GADCO’s outgrower scheme manager, Joel Tsatsu, briefed the mission on the company’s operations and relations with the Fievie community smallholder for whom it developed 120ha of land with GCAP’s supports. GADCO is a subsidiary of RMG which produces rice on a commercial scale under irrigation. It shares a common mill with the Fievie smallholders who have formed themselves into the COPA group. The company has outgrowers located at Asutsuare in the Shai-Osudoku District and Weta in South Tongu District.
GCAP also supported GADCO with money to construct an equipment shed, and do its main electrification. The company aims to improve the productivity of the smallholders and outgrowers and increase their profitability.

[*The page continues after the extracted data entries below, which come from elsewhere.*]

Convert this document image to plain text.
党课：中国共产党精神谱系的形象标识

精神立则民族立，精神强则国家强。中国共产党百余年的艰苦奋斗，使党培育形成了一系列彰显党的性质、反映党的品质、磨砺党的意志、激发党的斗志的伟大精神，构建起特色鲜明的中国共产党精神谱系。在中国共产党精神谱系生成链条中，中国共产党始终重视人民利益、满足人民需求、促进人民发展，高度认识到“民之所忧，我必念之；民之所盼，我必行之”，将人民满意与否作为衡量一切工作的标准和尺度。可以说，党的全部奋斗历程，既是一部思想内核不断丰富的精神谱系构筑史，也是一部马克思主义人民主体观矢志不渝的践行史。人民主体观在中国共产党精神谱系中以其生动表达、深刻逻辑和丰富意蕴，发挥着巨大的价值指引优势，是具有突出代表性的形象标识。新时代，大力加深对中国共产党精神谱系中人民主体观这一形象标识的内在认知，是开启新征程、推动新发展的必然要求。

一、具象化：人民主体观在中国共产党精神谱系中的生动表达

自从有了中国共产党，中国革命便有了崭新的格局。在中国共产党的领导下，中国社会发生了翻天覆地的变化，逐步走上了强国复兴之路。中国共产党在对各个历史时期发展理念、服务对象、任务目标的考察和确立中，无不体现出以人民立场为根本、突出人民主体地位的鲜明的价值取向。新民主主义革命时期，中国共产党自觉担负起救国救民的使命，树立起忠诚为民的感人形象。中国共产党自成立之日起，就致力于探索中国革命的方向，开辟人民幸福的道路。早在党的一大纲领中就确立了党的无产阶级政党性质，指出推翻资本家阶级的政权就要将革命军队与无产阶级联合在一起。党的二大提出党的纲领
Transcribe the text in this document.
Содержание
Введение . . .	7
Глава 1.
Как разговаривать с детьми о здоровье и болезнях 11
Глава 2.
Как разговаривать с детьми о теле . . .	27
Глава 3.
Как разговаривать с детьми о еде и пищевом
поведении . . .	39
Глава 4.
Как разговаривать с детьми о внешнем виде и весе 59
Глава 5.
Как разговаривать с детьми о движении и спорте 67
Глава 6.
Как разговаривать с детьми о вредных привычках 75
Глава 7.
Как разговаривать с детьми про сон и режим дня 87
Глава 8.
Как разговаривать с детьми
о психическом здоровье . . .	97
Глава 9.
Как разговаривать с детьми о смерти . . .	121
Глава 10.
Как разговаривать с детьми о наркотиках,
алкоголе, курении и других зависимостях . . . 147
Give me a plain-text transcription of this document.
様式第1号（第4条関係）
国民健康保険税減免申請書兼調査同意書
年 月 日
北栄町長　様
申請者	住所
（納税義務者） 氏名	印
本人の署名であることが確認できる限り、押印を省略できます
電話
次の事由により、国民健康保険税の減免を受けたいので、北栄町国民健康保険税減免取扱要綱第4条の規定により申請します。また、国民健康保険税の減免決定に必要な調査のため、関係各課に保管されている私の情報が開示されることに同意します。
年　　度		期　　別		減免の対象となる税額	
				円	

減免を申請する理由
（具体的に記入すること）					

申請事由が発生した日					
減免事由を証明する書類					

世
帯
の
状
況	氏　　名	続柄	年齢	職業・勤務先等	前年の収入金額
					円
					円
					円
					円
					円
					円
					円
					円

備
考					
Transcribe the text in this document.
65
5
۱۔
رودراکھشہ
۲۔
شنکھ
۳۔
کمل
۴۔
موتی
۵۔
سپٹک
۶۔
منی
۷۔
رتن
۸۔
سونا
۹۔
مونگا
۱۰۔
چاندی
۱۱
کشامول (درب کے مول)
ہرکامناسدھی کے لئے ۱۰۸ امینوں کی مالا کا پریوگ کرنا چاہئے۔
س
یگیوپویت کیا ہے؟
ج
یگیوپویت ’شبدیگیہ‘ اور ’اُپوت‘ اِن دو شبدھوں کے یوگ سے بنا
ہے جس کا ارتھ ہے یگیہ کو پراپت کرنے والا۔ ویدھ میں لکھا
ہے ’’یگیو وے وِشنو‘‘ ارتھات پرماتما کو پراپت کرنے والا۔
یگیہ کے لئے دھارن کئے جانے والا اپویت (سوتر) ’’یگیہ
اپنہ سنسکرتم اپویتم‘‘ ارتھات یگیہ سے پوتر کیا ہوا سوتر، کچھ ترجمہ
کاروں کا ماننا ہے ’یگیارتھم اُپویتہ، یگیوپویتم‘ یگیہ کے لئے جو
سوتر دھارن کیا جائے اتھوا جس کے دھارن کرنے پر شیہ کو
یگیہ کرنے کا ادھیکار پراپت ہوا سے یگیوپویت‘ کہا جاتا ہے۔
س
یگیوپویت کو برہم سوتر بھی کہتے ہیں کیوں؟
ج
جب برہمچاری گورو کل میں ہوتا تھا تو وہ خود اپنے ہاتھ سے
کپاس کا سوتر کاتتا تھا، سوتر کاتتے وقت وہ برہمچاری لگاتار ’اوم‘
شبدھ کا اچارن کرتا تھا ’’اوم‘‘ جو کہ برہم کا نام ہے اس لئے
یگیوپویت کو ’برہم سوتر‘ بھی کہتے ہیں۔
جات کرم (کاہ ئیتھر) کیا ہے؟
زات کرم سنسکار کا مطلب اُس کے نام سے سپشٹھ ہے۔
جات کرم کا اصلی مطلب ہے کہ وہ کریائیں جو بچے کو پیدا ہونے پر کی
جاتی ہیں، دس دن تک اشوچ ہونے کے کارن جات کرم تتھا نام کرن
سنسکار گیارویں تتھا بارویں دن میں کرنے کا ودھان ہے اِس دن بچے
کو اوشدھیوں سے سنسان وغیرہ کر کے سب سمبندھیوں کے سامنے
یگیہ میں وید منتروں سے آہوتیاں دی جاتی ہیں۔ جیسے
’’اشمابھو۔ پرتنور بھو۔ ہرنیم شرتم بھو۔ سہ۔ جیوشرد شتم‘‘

This cropping season, 90ha was cultivated but 60 farmers from the Fievie community came for it and the company kept back the remaining 30ha. GADCO planted the fields and all the smallholders had to do was to apply fertilisers, weedicides and other agro-chemicals. Farmers who were serious at the their work achieved up to 3.8 tonnes per hectare with earnings of gross margins of GHC4,000. Those of them who had been lazy got very little from their poorly attended farms. Happy Dafiamekpor, the extension officer of GADCO, said some of the farmers will habitually not apply fertilisers at the appropriate time resulting in poor yields from their farms.
The Fievie community smallholders get 2.5 percent of proceeds from rice milled by the company and these are managed by its leaders who receive them. One of the community leaders, Emmanuel Ziamesie, said the last cheque they received was GHC18, 400 covering two months.
A common problem with most of the farmers, according to Joel, is their non-compliance with safeguards policies in spite of repeated reminders from the management of GADCO.
The mission later met with the Fievie smallholders on their rice fields to discuss benefits and challenges of the scheme with GADCO. Two women, Bernice Atakli and Gifty Wormenor, testified to their ability to now pay for their children’s school fees, pay for the National Health Insurance premium and have enough money to take good care of themselves and their families.